Japanese Chins actually originated in China, where they were bred as the companion animals of Chinese aristocrats and the ladies of the Imperial Palace. Thanks to their careful breeding, Chins make affectionate family pets and are intelligent and playful. The Chin has a smooth, flowing coat that offers the appearance of royalty but is surprisingly easy to care for and doesn't require the in-depth grooming many other long-haired dogs need. Japanese Chins generally don't have problems with tangles and require brushing only a few times a week to look well-groomed.
Brush your Japanese Chin regularly. Chins shed continuously and require frequent brushing to prevent this hair from coating your house. Use a pin brush to comb through the coat and remove any would-be tangles before they take hold and become mats. Give your Chin a thorough brushing at least once a week, and a quick run-through with the brush once a day to keep the coat looking smooth and clean.
Remove any mats. A Chin's hair resists tangling, but that doesn't mean mats don't occasionally form. Remove mats as soon as you find them to keep them from getting larger and possibly causing skin irritation or sores underneath. Use a spray bottle with thinned-down conditioner or a detangler product to wet the mat, then gently pull it apart with your fingers. Use a mat ripper or comb to work the loosened mat out, being careful not to tug at your Chin's skin.
Pay close attention to the ear fringes. Check your Chin's ear fringe hair as you brush him to watch for tangles.
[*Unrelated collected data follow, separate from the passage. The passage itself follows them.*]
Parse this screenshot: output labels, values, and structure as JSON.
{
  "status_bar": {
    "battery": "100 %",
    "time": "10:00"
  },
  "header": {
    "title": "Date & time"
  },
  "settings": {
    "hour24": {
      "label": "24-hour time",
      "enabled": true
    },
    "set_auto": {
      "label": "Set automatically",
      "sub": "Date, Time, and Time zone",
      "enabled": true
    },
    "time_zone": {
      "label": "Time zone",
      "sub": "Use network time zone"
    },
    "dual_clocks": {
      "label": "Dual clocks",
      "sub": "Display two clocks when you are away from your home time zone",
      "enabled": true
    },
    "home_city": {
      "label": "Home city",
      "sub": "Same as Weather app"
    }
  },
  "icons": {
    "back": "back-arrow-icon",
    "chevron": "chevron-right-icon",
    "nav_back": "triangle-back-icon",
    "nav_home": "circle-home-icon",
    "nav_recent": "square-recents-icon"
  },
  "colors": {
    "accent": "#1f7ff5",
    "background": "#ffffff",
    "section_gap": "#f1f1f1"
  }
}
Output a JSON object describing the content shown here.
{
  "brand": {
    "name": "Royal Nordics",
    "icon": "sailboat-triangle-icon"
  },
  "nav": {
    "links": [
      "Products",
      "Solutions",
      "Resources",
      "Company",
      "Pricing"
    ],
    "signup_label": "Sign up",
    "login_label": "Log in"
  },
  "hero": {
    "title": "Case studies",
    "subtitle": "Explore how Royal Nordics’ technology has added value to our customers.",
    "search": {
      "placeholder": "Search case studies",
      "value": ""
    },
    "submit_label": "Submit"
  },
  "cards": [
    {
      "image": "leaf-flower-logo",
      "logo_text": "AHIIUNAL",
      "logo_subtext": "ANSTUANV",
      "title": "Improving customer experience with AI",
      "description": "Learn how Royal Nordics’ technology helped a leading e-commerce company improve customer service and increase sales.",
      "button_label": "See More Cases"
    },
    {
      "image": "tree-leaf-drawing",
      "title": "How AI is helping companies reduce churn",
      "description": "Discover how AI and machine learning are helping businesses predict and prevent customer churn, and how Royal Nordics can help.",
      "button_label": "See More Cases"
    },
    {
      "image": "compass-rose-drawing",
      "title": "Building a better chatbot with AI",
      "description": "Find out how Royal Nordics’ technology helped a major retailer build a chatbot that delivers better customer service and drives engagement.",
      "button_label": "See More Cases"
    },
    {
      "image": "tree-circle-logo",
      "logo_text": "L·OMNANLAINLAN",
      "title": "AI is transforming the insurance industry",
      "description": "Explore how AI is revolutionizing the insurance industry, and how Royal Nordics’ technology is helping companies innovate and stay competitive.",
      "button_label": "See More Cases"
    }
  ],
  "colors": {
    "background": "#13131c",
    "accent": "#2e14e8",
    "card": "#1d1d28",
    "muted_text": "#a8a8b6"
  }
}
This hair can develop mats more often than the rest, and gentle care is required to remove them due to the sensitive location. Give this hair an extra spritz of spray conditioner to help keep it silky smooth and tangle-free.
Bathe your dog occasionally. Chins usually require a bath only once a month or so. Give your Chin a full bath only when he feels really dirty. Use dry shampoo between baths to remove dirt and oil.
Wet his hair completely and massage a gentle shampoo into his coat when giving a full bath. Thoroughly saturate the entire coat with shampoo. Rinse thoroughly to remove all soap residue.
Apply a conditioner to help reduce tangles and give your Japanese Chin's hair body. Read the label of your dog conditioner and let it sit on your Chin for as long as recommended to penetrate every hair. Rinse thoroughly, as conditioner residue can leave hair limp. A good rule of thumb is to rinse until you think you have all the conditioner out, then rinse again for good measure.
Squeeze as much excess water from your Chin's hair as possible before wrapping a towel around him and removing him from the bath.
Dry your dog thoroughly. Use a towel to dry your Chin as much as possible. Do not rub with the towel, as this may encourage tangles. Use a hair dryer on a low setting to help dry him faster, brushing his hair upward and outward with a pin brush as you dry him. Keep the hair dryer moving to avoid burning his skin.
Keep your Chin's nails short. The toenails will need to be trimmed at least once a month. Because improper trimming can cause bleeding and pain, let a professional groomer or your veterinarian trim his nails as necessary or seek training before tackling this chore yourself. Also check the hair that grows between the paw pads and trim it with scissors to prevent mats from forming.
Clean your Chin's ears as needed, checking weekly for signs of mites, infections or wax buildup. Use an ear cleaner to wet the ear, and follow with a cotton ball to properly clean it. Never insert anything into his ear canal. Visit your veterinarian if his ears look red or swollen.
Brush your Chin's teeth with a toothbrush and toothpaste made for dogs. Brushing at least a few times a week will help prevent tooth decay, tartar buildup and bad breath. Take him to the veterinarian for regular dental cleanings to promote tooth health.